In general, no. In stark contrast to the ads of last Spring, there’s not a mask or a Zoom call in sight in the Super Bowl ads. The only advertiser to try and really address America’s divisions – Jeep, with their 2 minute Springsteen epic “The Middle” – managed to please nobody and landed a 1-Star ad. And while the high-scoring Super Bowl ads are highly inclusive, there’s no wider political context imposed on their Black stars.
The Middle
Jeep
To be clear, these are all the right decisions for advertisers. As the UK’s Christmas ads this year showed, there are definite limits on how much audiences appreciate advertisers being topical – ads that explicitly mentioned Covid-19 performed worse at Christmas than those which offered a bit of fun and escapism. And it seems to be the same story here. Contrary to the pronouncements of some marketers, people really don’t expect brands to take a stand in ads.

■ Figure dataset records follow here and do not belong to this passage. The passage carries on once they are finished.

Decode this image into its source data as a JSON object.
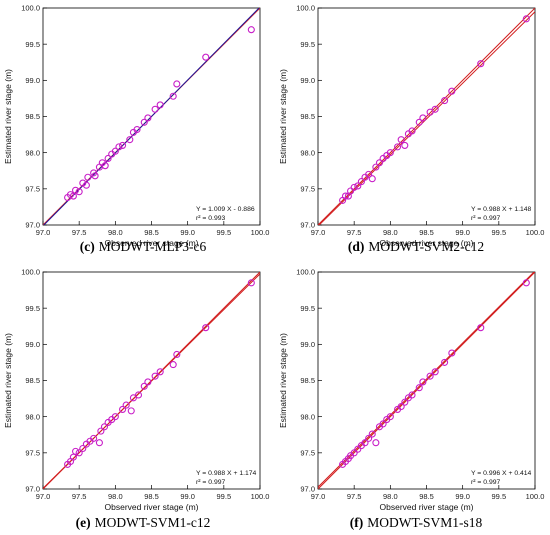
{
  "chart_data": [
    {
      "type": "scatter",
      "caption_letter": "(c)",
      "caption_text": "MODWT-MLP3-c6",
      "xlabel": "Observed river stage (m)",
      "ylabel": "Estimated river stage (m)",
      "xlim": [
        97.0,
        100.0
      ],
      "ylim": [
        97.0,
        100.0
      ],
      "xticks": [
        "97.0",
        "97.5",
        "98.0",
        "98.5",
        "99.0",
        "99.5",
        "100.0"
      ],
      "yticks": [
        "97.0",
        "97.5",
        "98.0",
        "98.5",
        "99.0",
        "99.5",
        "100.0"
      ],
      "equation": "Y = 1.009 X - 0.886",
      "r2": "r² = 0.993",
      "fit": {
        "slope": 1.009,
        "intercept": -0.886,
        "color": "#1a1aa0"
      },
      "identity_color": "#d21e1e",
      "marker_color": "#c81ec8",
      "points": [
        [
          97.34,
          97.38
        ],
        [
          97.38,
          97.42
        ],
        [
          97.42,
          97.4
        ],
        [
          97.45,
          97.48
        ],
        [
          97.5,
          97.46
        ],
        [
          97.55,
          97.58
        ],
        [
          97.6,
          97.55
        ],
        [
          97.62,
          97.66
        ],
        [
          97.7,
          97.72
        ],
        [
          97.72,
          97.68
        ],
        [
          97.78,
          97.8
        ],
        [
          97.82,
          97.86
        ],
        [
          97.86,
          97.82
        ],
        [
          97.9,
          97.92
        ],
        [
          97.95,
          97.98
        ],
        [
          98.0,
          98.02
        ],
        [
          98.05,
          98.08
        ],
        [
          98.1,
          98.1
        ],
        [
          98.2,
          98.18
        ],
        [
          98.25,
          98.28
        ],
        [
          98.3,
          98.32
        ],
        [
          98.4,
          98.42
        ],
        [
          98.45,
          98.48
        ],
        [
          98.55,
          98.6
        ],
        [
          98.62,
          98.66
        ],
        [
          98.8,
          98.78
        ],
        [
          98.85,
          98.95
        ],
        [
          99.25,
          99.32
        ],
        [
          99.88,
          99.7
        ]
      ]
    },
    {
      "type": "scatter",
      "caption_letter": "(d)",
      "caption_text": "MODWT-SVM2-c12",
      "xlabel": "Observed river stage (m)",
      "ylabel": "Estimated river stage (m)",
      "xlim": [
        97.0,
        100.0
      ],
      "ylim": [
        97.0,
        100.0
      ],
      "xticks": [
        "97.0",
        "97.5",
        "98.0",
        "98.5",
        "99.0",
        "99.5",
        "100.0"
      ],
      "yticks": [
        "97.0",
        "97.5",
        "98.0",
        "98.5",
        "99.0",
        "99.5",
        "100.0"
      ],
      "equation": "Y = 0.988 X + 1.148",
      "r2": "r² = 0.997",
      "fit": {
        "slope": 0.988,
        "intercept": 1.148,
        "color": "#d21e1e"
      },
      "identity_color": "#d21e1e",
      "marker_color": "#c81ec8",
      "points": [
        [
          97.34,
          97.34
        ],
        [
          97.38,
          97.4
        ],
        [
          97.42,
          97.4
        ],
        [
          97.45,
          97.47
        ],
        [
          97.5,
          97.52
        ],
        [
          97.55,
          97.54
        ],
        [
          97.6,
          97.6
        ],
        [
          97.65,
          97.66
        ],
        [
          97.7,
          97.7
        ],
        [
          97.75,
          97.64
        ],
        [
          97.8,
          97.8
        ],
        [
          97.85,
          97.86
        ],
        [
          97.9,
          97.92
        ],
        [
          97.95,
          97.96
        ],
        [
          98.0,
          98.0
        ],
        [
          98.1,
          98.08
        ],
        [
          98.15,
          98.18
        ],
        [
          98.2,
          98.1
        ],
        [
          98.25,
          98.26
        ],
        [
          98.3,
          98.3
        ],
        [
          98.4,
          98.42
        ],
        [
          98.45,
          98.48
        ],
        [
          98.55,
          98.56
        ],
        [
          98.62,
          98.6
        ],
        [
          98.75,
          98.72
        ],
        [
          98.85,
          98.85
        ],
        [
          99.25,
          99.23
        ],
        [
          99.88,
          99.85
        ]
      ]
    },
    {
      "type": "scatter",
      "caption_letter": "(e)",
      "caption_text": "MODWT-SVM1-c12",
      "xlabel": "Observed river stage (m)",
      "ylabel": "Estimated river stage (m)",
      "xlim": [
        97.0,
        100.0
      ],
      "ylim": [
        97.0,
        100.0
      ],
      "xticks": [
        "97.0",
        "97.5",
        "98.0",
        "98.5",
        "99.0",
        "99.5",
        "100.0"
      ],
      "yticks": [
        "97.0",
        "97.5",
        "98.0",
        "98.5",
        "99.0",
        "99.5",
        "100.0"
      ],
      "equation": "Y = 0.988 X + 1.174",
      "r2": "r² = 0.997",
      "fit": {
        "slope": 0.988,
        "intercept": 1.174,
        "color": "#d21e1e"
      },
      "identity_color": "#d21e1e",
      "marker_color": "#c81ec8",
      "points": [
        [
          97.34,
          97.34
        ],
        [
          97.38,
          97.38
        ],
        [
          97.42,
          97.44
        ],
        [
          97.45,
          97.52
        ],
        [
          97.5,
          97.5
        ],
        [
          97.55,
          97.56
        ],
        [
          97.6,
          97.62
        ],
        [
          97.65,
          97.66
        ],
        [
          97.7,
          97.7
        ],
        [
          97.78,
          97.64
        ],
        [
          97.8,
          97.8
        ],
        [
          97.85,
          97.86
        ],
        [
          97.9,
          97.92
        ],
        [
          97.95,
          97.96
        ],
        [
          98.0,
          98.0
        ],
        [
          98.1,
          98.1
        ],
        [
          98.15,
          98.16
        ],
        [
          98.22,
          98.08
        ],
        [
          98.25,
          98.26
        ],
        [
          98.32,
          98.3
        ],
        [
          98.4,
          98.42
        ],
        [
          98.45,
          98.48
        ],
        [
          98.55,
          98.56
        ],
        [
          98.62,
          98.62
        ],
        [
          98.8,
          98.72
        ],
        [
          98.85,
          98.86
        ],
        [
          99.25,
          99.23
        ],
        [
          99.88,
          99.85
        ]
      ]
    },
    {
      "type": "scatter",
      "caption_letter": "(f)",
      "caption_text": "MODWT-SVM1-s18",
      "xlabel": "Observed river stage (m)",
      "ylabel": "Estimated river stage (m)",
      "xlim": [
        97.0,
        100.0
      ],
      "ylim": [
        97.0,
        100.0
      ],
      "xticks": [
        "97.0",
        "97.5",
        "98.0",
        "98.5",
        "99.0",
        "99.5",
        "100.0"
      ],
      "yticks": [
        "97.0",
        "97.5",
        "98.0",
        "98.5",
        "99.0",
        "99.5",
        "100.0"
      ],
      "equation": "Y = 0.996 X + 0.414",
      "r2": "r² = 0.997",
      "fit": {
        "slope": 0.996,
        "intercept": 0.414,
        "color": "#d21e1e"
      },
      "identity_color": "#d21e1e",
      "marker_color": "#c81ec8",
      "points": [
        [
          97.34,
          97.34
        ],
        [
          97.38,
          97.38
        ],
        [
          97.42,
          97.42
        ],
        [
          97.45,
          97.46
        ],
        [
          97.5,
          97.5
        ],
        [
          97.55,
          97.55
        ],
        [
          97.6,
          97.6
        ],
        [
          97.65,
          97.64
        ],
        [
          97.7,
          97.7
        ],
        [
          97.75,
          97.76
        ],
        [
          97.8,
          97.64
        ],
        [
          97.85,
          97.86
        ],
        [
          97.9,
          97.9
        ],
        [
          97.95,
          97.96
        ],
        [
          98.0,
          98.0
        ],
        [
          98.1,
          98.1
        ],
        [
          98.15,
          98.14
        ],
        [
          98.2,
          98.2
        ],
        [
          98.25,
          98.26
        ],
        [
          98.3,
          98.3
        ],
        [
          98.4,
          98.4
        ],
        [
          98.45,
          98.48
        ],
        [
          98.55,
          98.56
        ],
        [
          98.62,
          98.62
        ],
        [
          98.75,
          98.75
        ],
        [
          98.85,
          98.88
        ],
        [
          99.25,
          99.23
        ],
        [
          99.88,
          99.85
        ]
      ]
    }
  ]
}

However, ads are part of culture, and the changed world was reflected at Super Bowl 2021 in more subtle ways. The only ‘serious’ ad in the Top 10 was for job-hunting app Indeed, which offered hope at a time when unemployment figures and economic anxiety are high thanks to the Pandemic. Another 4-Star ad, from mortgage firm Rocket Loans, deployed humour and celebrities (Dave Bautista and Tracy Morgan) to support its message reinforcing the need for financial caution.
The Rising
Indeed
Certain Is Better
Rocket Mortgage
The other way this year’s ads reflected a changed world was the rise of tech. Last year 2 of the Top 10 ads were from tech firms. This year, with audiences ever more reliant on screens to keep in touch with loved ones, 6 of them were. As well as delivery service DoorDash and T-Mobile urging phone users to keep up with family drama, the list included a first Top 10 appearance for Nintendo promoting its Switch console not just as a games machine but a way to keep fit while sheltering at home.
Serena Williams
Nintendo
So 2021’s ads looked at first like more of the same, but a closer view showed subtle shifts. Will these trends – towards tech, the comforts of home and family, and escapist celebrity ads – be sustained? That depends on whether advertisers recover their appetite for risk, and whether audiences want them to.